This section is from the book "An Illustrated Flora Of The Northern United States, Canada And The British Possessions Vol3", by Nathaniel Lord Britton, Addison Brown. Also available from Amazon: An Illustrated Flora of the Northern United States, Canada and the British Possessions. 3 Volume Set..
A tall erect viscid and villous annual, with entire leaves, the blade decurrent on the petiole. Peduncles generally in fascicles of 2-4 in the axils. Calyx campanulate, 5-lobed, at first a little inflated, but soon filled by and closely fitted to the berry, thin, neither angled nor ribbed, faintly veiny, open at the mouth, the lobes exceeding the fruit. Corolla rotate, white, sometimes tinged with purple and generally creamy or yellow in the center, the limb plicate. Stamens inserted near the base of the corolla; filaments long and slender; anthers oblong, opening by a longitudinal slit. Style and stigmas as in Physalis. Seeds kidney-shaped, flattened, punctate. [Greek, white Physalis.]

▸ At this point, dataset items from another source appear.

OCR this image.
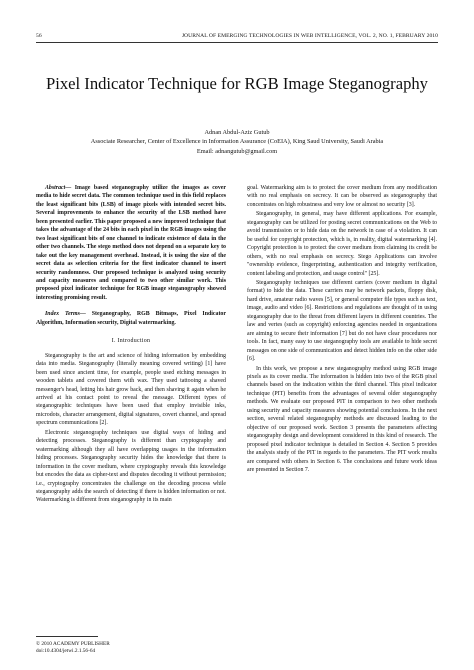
56	JOURNAL OF EMERGING TECHNOLOGIES IN WEB INTELLIGENCE, VOL. 2, NO. 1, FEBRUARY 2010
Pixel Indicator Technique for RGB Image Steganography
Adnan Abdul-Aziz Gutub
Associate Researcher, Center of Excellence in Information Assurance (CoEIA), King Saud University, Saudi Arabia
Email: adnangutub@gmail.com

Abstract— Image based steganography utilize the images as cover media to hide secret data. The common technique used in this field replaces the least significant bits (LSB) of image pixels with intended secret bits. Several improvements to enhance the security of the LSB method have been presented earlier. This paper proposed a new improved technique that takes the advantage of the 24 bits in each pixel in the RGB images using the two least significant bits of one channel to indicate existence of data in the other two channels. The stego method does not depend on a separate key to take out the key management overhead. Instead, it is using the size of the secret data as selection criteria for the first indicator channel to insert security randomness. Our proposed technique is analyzed using security and capacity measures and compared to two other similar work. This proposed pixel indicator technique for RGB image steganography showed interesting promising result.

Index Terms— Steganography, RGB Bitmaps, Pixel Indicator Algorithm, Information security, Digital watermarking.

I. Introduction

Steganography is the art and science of hiding information by embedding data into media. Steganography (literally meaning covered writing) [1] have been used since ancient time, for example, people used etching messages in wooden tablets and covered them with wax. They used tattooing a shaved messenger's head, letting his hair grow back, and then shaving it again when he arrived at his contact point to reveal the message. Different types of steganographic techniques have been used that employ invisible inks, microdots, character arrangement, digital signatures, covert channel, and spread spectrum communications [2].

Electronic steganography techniques use digital ways of hiding and detecting processes. Steganography is different than cryptography and watermarking although they all have overlapping usages in the information hiding processes. Steganography security hides the knowledge that there is information in the cover medium, where cryptography reveals this knowledge but encodes the data as cipher-text and disputes decoding it without permission; i.e., cryptography concentrates the challenge on the decoding process while steganography adds the search of detecting if there is hidden information or not. Watermarking is different from steganography in its main

goal. Watermarking aim is to protect the cover medium from any modification with no real emphasis on secrecy. It can be observed as steganography that concentrates on high robustness and very low or almost no security [3].

Steganography, in general, may have different applications. For example, steganography can be utilized for posting secret communications on the Web to avoid transmission or to hide data on the network in case of a violation. It can be useful for copyright protection, which is, in reality, digital watermarking [4]. Copyright protection is to protect the cover medium from claiming its credit be others, with no real emphasis on secrecy. Stego Applications can involve "ownership evidence, fingerprinting, authentication and integrity verification, content labeling and protection, and usage control" [25].

Steganography techniques use different carriers (cover medium in digital format) to hide the data. These carriers may be network packets, floppy disk, hard drive, amateur radio waves [5], or general computer file types such as text, image, audio and video [6]. Restrictions and regulations are thought of in using steganography due to the threat from different layers in different countries. The law and vertes (such as copyright) enforcing agencies needed in organizations are aiming to secure their information [7] but do not have clear procedures nor tools. In fact, many easy to use steganography tools are available to hide secret messages on one side of communication and detect hidden info on the other side [6].

In this work, we propose a new steganography method using RGB image pixels as its cover media. The information is hidden into two of the RGB pixel channels based on the indication within the third channel. This pixel indicator technique (PIT) benefits from the advantages of several older steganography methods. We evaluate our proposed PIT in comparison to two other methods using security and capacity measures showing potential conclusions. In the next section, several related steganography methods are discussed leading to the objective of our proposed work. Section 3 presents the parameters affecting steganography design and development considered in this kind of research. The proposed pixel indicator technique is detailed in Section 4. Section 5 provides the analysis study of the PIT in regards to the parameters. The PIT work results are compared with others in Section 6. The conclusions and future work ideas are presented in Section 7.

© 2010 ACADEMY PUBLISHER
doi:10.4304/jetwi.2.1.56-64
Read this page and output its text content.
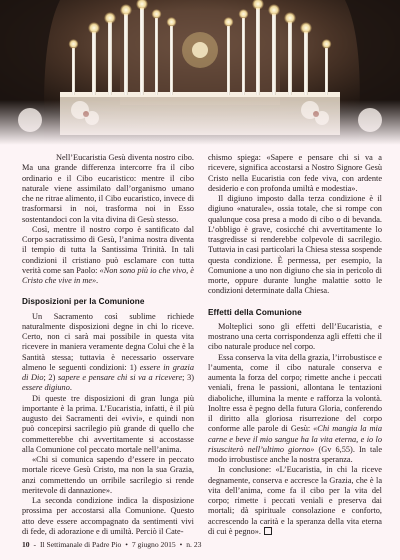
Nell’Eucaristia Gesù diventa nostro cibo. Ma una grande differenza intercorre fra il cibo ordinario e il Cibo eucaristico: mentre il cibo naturale viene assimilato dall’organismo umano che ne ritrae alimento, il Cibo eucaristico, invece di trasformarsi in noi, trasforma noi in Esso sostentandoci con la vita divina di Gesù stesso.

Così, mentre il nostro corpo è santificato dal Corpo sacratissimo di Gesù, l’anima nostra diventa il tempio di tutta la Santissima Trinità. In tali condizioni il cristiano può esclamare con tutta verità come san Paolo: «Non sono più io che vivo, è Cristo che vive in me».

Disposizioni per la Comunione

Un Sacramento così sublime richiede naturalmente disposizioni degne in chi lo riceve. Certo, non ci sarà mai possibile in questa vita ricevere in maniera veramente degna Colui che è la Santità stessa; tuttavia è necessario osservare almeno le seguenti condizioni: 1) essere in grazia di Dio; 2) sapere e pensare chi si va a ricevere; 3) essere digiuno.

Di queste tre disposizioni di gran lunga più importante è la prima. L’Eucaristia, infatti, è il più augusto dei Sacramenti dei «vivi», e quindi non può concepirsi sacrilegio più grande di quello che commetterebbe chi avvertitamente si accostasse alla Comunione col peccato mortale nell’anima.

«Chi si comunica sapendo d’essere in peccato mortale riceve Gesù Cristo, ma non la sua Grazia, anzi commettendo un orribile sacrilegio si rende meritevole di dannazione».

La seconda condizione indica la disposizione prossima per accostarsi alla Comunione. Questo atto deve essere accompagnato da sentimenti vivi di fede, di adorazione e di umiltà. Perciò il Cate-

chismo spiega: «Sapere e pensare chi si va a ricevere, significa accostarsi a Nostro Signore Gesù Cristo nella Eucaristia con fede viva, con ardente desiderio e con profonda umiltà e modestia».

Il digiuno imposto dalla terza condizione è il digiuno «naturale», ossia totale, che si rompe con qualunque cosa presa a modo di cibo o di bevanda. L’obbligo è grave, cosicché chi avvertitamente lo trasgredisse si renderebbe colpevole di sacrilegio. Tuttavia in casi particolari la Chiesa stessa sospende questa condizione. È permessa, per esempio, la Comunione a uno non digiuno che sia in pericolo di morte, oppure durante lunghe malattie sotto le condizioni determinate dalla Chiesa.

Effetti della Comunione

Molteplici sono gli effetti dell’Eucaristia, e mostrano una certa corrispondenza agli effetti che il cibo naturale produce nel corpo.

Essa conserva la vita della grazia, l’irrobustisce e l’aumenta, come il cibo naturale conserva e aumenta la forza del corpo; rimette anche i peccati veniali, frena le passioni, allontana le tentazioni diaboliche, illumina la mente e rafforza la volontà. Inoltre essa è pegno della futura Gloria, conferendo il diritto alla gloriosa risurrezione del corpo conforme alle parole di Gesù: «Chi mangia la mia carne e beve il mio sangue ha la vita eterna, e io lo risusciterò nell’ultimo giorno» (Gv 6,55). In tale modo irrobustisce anche la nostra speranza.

In conclusione: «L’Eucaristia, in chi la riceve degnamente, conserva e accresce la Grazia, che è la vita dell’anima, come fa il cibo per la vita del corpo; rimette i peccati veniali e preserva dai mortali; dà spirituale consolazione e conforto, accrescendo la carità e la speranza della vita eterna di cui è pegno».

10 - Il Settimanale di Padre Pio • 7 giugno 2015 • n. 23
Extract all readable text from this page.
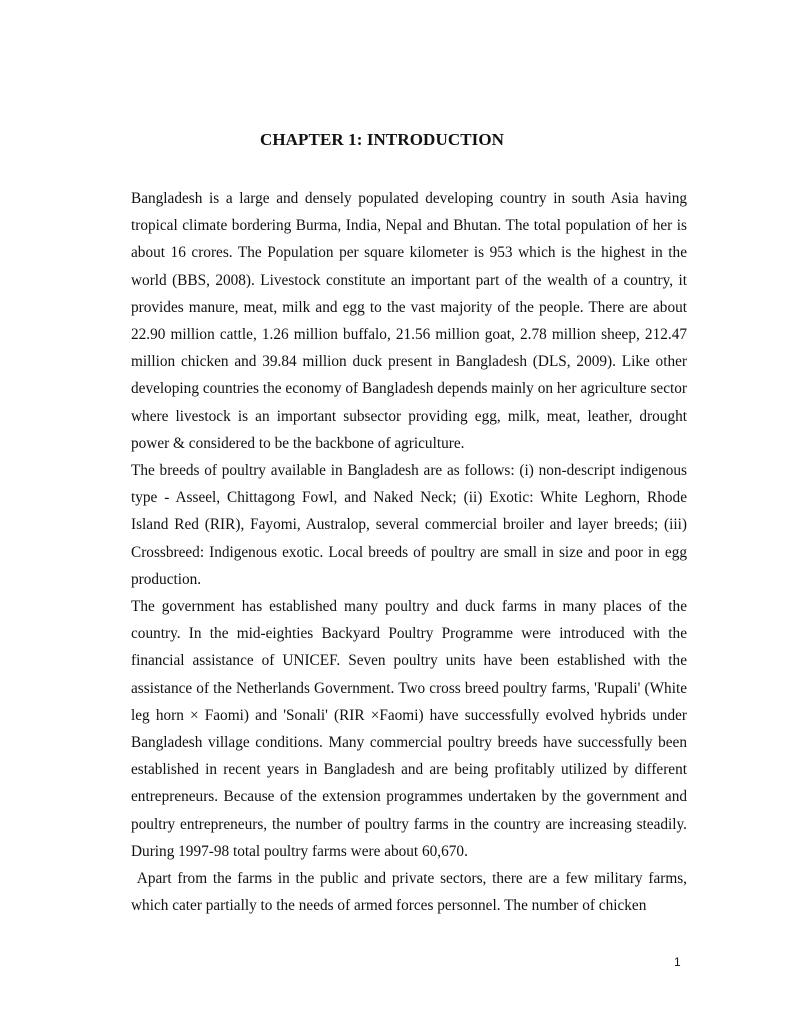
CHAPTER 1: INTRODUCTION

Bangladesh is a large and densely populated developing country in south Asia having tropical climate bordering Burma, India, Nepal and Bhutan. The total population of her is about 16 crores. The Population per square kilometer is 953 which is the highest in the world (BBS, 2008). Livestock constitute an important part of the wealth of a country, it provides manure, meat, milk and egg to the vast majority of the people. There are about 22.90 million cattle, 1.26 million buffalo, 21.56 million goat, 2.78 million sheep, 212.47 million chicken and 39.84 million duck present in Bangladesh (DLS, 2009). Like other developing countries the economy of Bangladesh depends mainly on her agriculture sector where livestock is an important subsector providing egg, milk, meat, leather, drought power & considered to be the backbone of agriculture.

The breeds of poultry available in Bangladesh are as follows: (i) non-descript indigenous type - Asseel, Chittagong Fowl, and Naked Neck; (ii) Exotic: White Leghorn, Rhode Island Red (RIR), Fayomi, Australop, several commercial broiler and layer breeds; (iii) Crossbreed: Indigenous exotic. Local breeds of poultry are small in size and poor in egg production.

The government has established many poultry and duck farms in many places of the country. In the mid-eighties Backyard Poultry Programme were introduced with the financial assistance of UNICEF. Seven poultry units have been established with the assistance of the Netherlands Government. Two cross breed poultry farms, 'Rupali' (White leg horn × Faomi) and 'Sonali' (RIR ×Faomi) have successfully evolved hybrids under Bangladesh village conditions. Many commercial poultry breeds have successfully been established in recent years in Bangladesh and are being profitably utilized by different entrepreneurs. Because of the extension programmes undertaken by the government and poultry entrepreneurs, the number of poultry farms in the country are increasing steadily. During 1997-98 total poultry farms were about 60,670.

Apart from the farms in the public and private sectors, there are a few military farms, which cater partially to the needs of armed forces personnel. The number of chicken

1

A monotypic genus of northern North America.
Erect, tall, 1 1/2°-3° high; stem somewhat angled, striate, more or less villous. Leaves large, 4's' long, ovate to lanceolate-ovate, generally acute and entire, somewhat decur-rent on the petiole, more or less villous and viscid, especially on the veins of the lower surface; peduncles several from each axil, 2/3'-4/5' long, villous; calyx villous, its lobes lanceolate, equalling the tube; corolla large, 1 1/4'-1 1/2' in diameter, rotate, white with a more or less yellowish center; filaments slender; anthers short, yellow, often tinged with purple; fruiting calyx ovoid, early filled by the berry.
Sandy soil, Quebec to Saskatchewan, Michigan and Minnesota. May-July.